Transformasi ini terjadi pada produk besi baja dan kendaraan bermotor. Kedua komoditas tersebut adalah fenomena baru dalam ekspor Indonesia di masa yang akan datang. Nilai yang disumbangkan kedua produk ini sangat tinggi dan menjanjikan.

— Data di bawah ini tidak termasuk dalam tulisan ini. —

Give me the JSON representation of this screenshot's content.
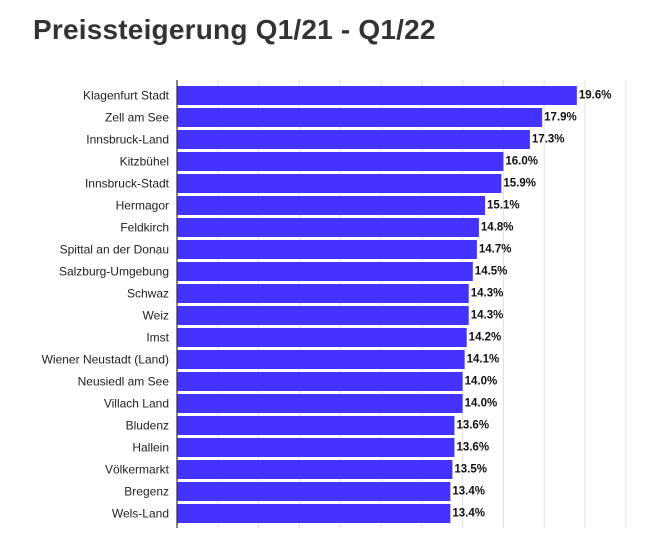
{
  "chart_data": {
    "type": "bar",
    "orientation": "horizontal",
    "title": "Preissteigerung Q1/21 - Q1/22",
    "categories": [
      "Klagenfurt Stadt",
      "Zell am See",
      "Innsbruck-Land",
      "Kitzbühel",
      "Innsbruck-Stadt",
      "Hermagor",
      "Feldkirch",
      "Spittal an der Donau",
      "Salzburg-Umgebung",
      "Schwaz",
      "Weiz",
      "Imst",
      "Wiener Neustadt (Land)",
      "Neusiedl am See",
      "Villach Land",
      "Bludenz",
      "Hallein",
      "Völkermarkt",
      "Bregenz",
      "Wels-Land"
    ],
    "values": [
      19.6,
      17.9,
      17.3,
      16.0,
      15.9,
      15.1,
      14.8,
      14.7,
      14.5,
      14.3,
      14.3,
      14.2,
      14.1,
      14.0,
      14.0,
      13.6,
      13.6,
      13.5,
      13.4,
      13.4
    ],
    "value_labels": [
      "19.6%",
      "17.9%",
      "17.3%",
      "16.0%",
      "15.9%",
      "15.1%",
      "14.8%",
      "14.7%",
      "14.5%",
      "14.3%",
      "14.3%",
      "14.2%",
      "14.1%",
      "14.0%",
      "14.0%",
      "13.6%",
      "13.6%",
      "13.5%",
      "13.4%",
      "13.4%"
    ],
    "xlim": [
      0,
      22
    ],
    "xticks_hidden": true,
    "grid": true,
    "legend": "none",
    "bar_color": "#4433ff"
  }
}
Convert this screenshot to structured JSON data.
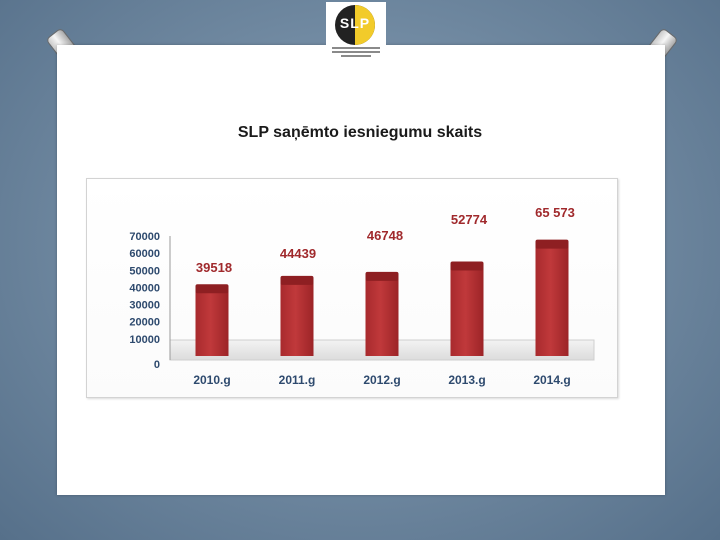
{
  "slide": {
    "title": "SLP saņēmto iesniegumu skaits",
    "logo_text": "SLP"
  },
  "chart_data": {
    "type": "bar",
    "title": "SLP saņēmto iesniegumu skaits",
    "categories": [
      "2010.g",
      "2011.g",
      "2012.g",
      "2013.g",
      "2014.g"
    ],
    "values": [
      39518,
      44439,
      46748,
      52774,
      65573
    ],
    "data_labels": [
      "39518",
      "44439",
      "46748",
      "52774",
      "65 573"
    ],
    "y_ticks": [
      "70000",
      "60000",
      "50000",
      "40000",
      "30000",
      "20000",
      "10000",
      "0"
    ],
    "ylim": [
      0,
      70000
    ],
    "xlabel": "",
    "ylabel": "",
    "grid": false,
    "colors": {
      "bar": "#c0393b",
      "bar_top": "#8e1f22",
      "label": "#a0292c"
    }
  }
}
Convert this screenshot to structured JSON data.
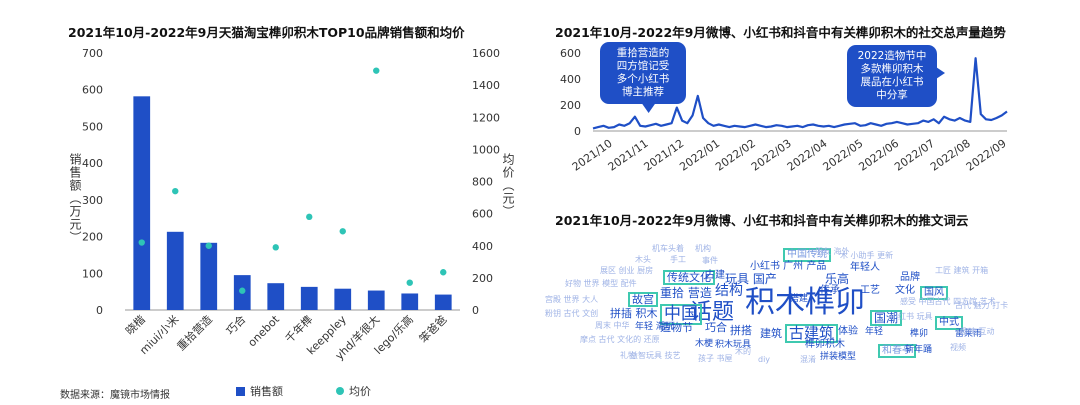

“Sebelumnya, tidak pernah terbayangkan dalam waktu dekat ini Indonesia akan menjadi pengekspor komoditas-komoditas tersebut. Untuk besi dan baja, kini Indonesia adalah negara penghasil terbesar kedua di dunia setelah Tiongkok. Indonesia mengekspor lebih dari 70 persen besi baja ke Tiongkok. Pada 2020, komoditas besi baja menempati urutan ke-3 pada ekspor nonmigas Indonesia dengan kontribusi sebesar 7 persen atau senilai USD 10,85 miliar,” terang Mendag.
Mendag menambahkan, total perdagangan AS dan Tiongkok mencakup lebih dari 30 persen total perdagangan Indonesia di tahun 2020. “Ke depannya, hubungan Indonesia dengan kedua negara diharapkan tetap berjalan baik dan dapat semakin berkembang,” pungkas Mendag.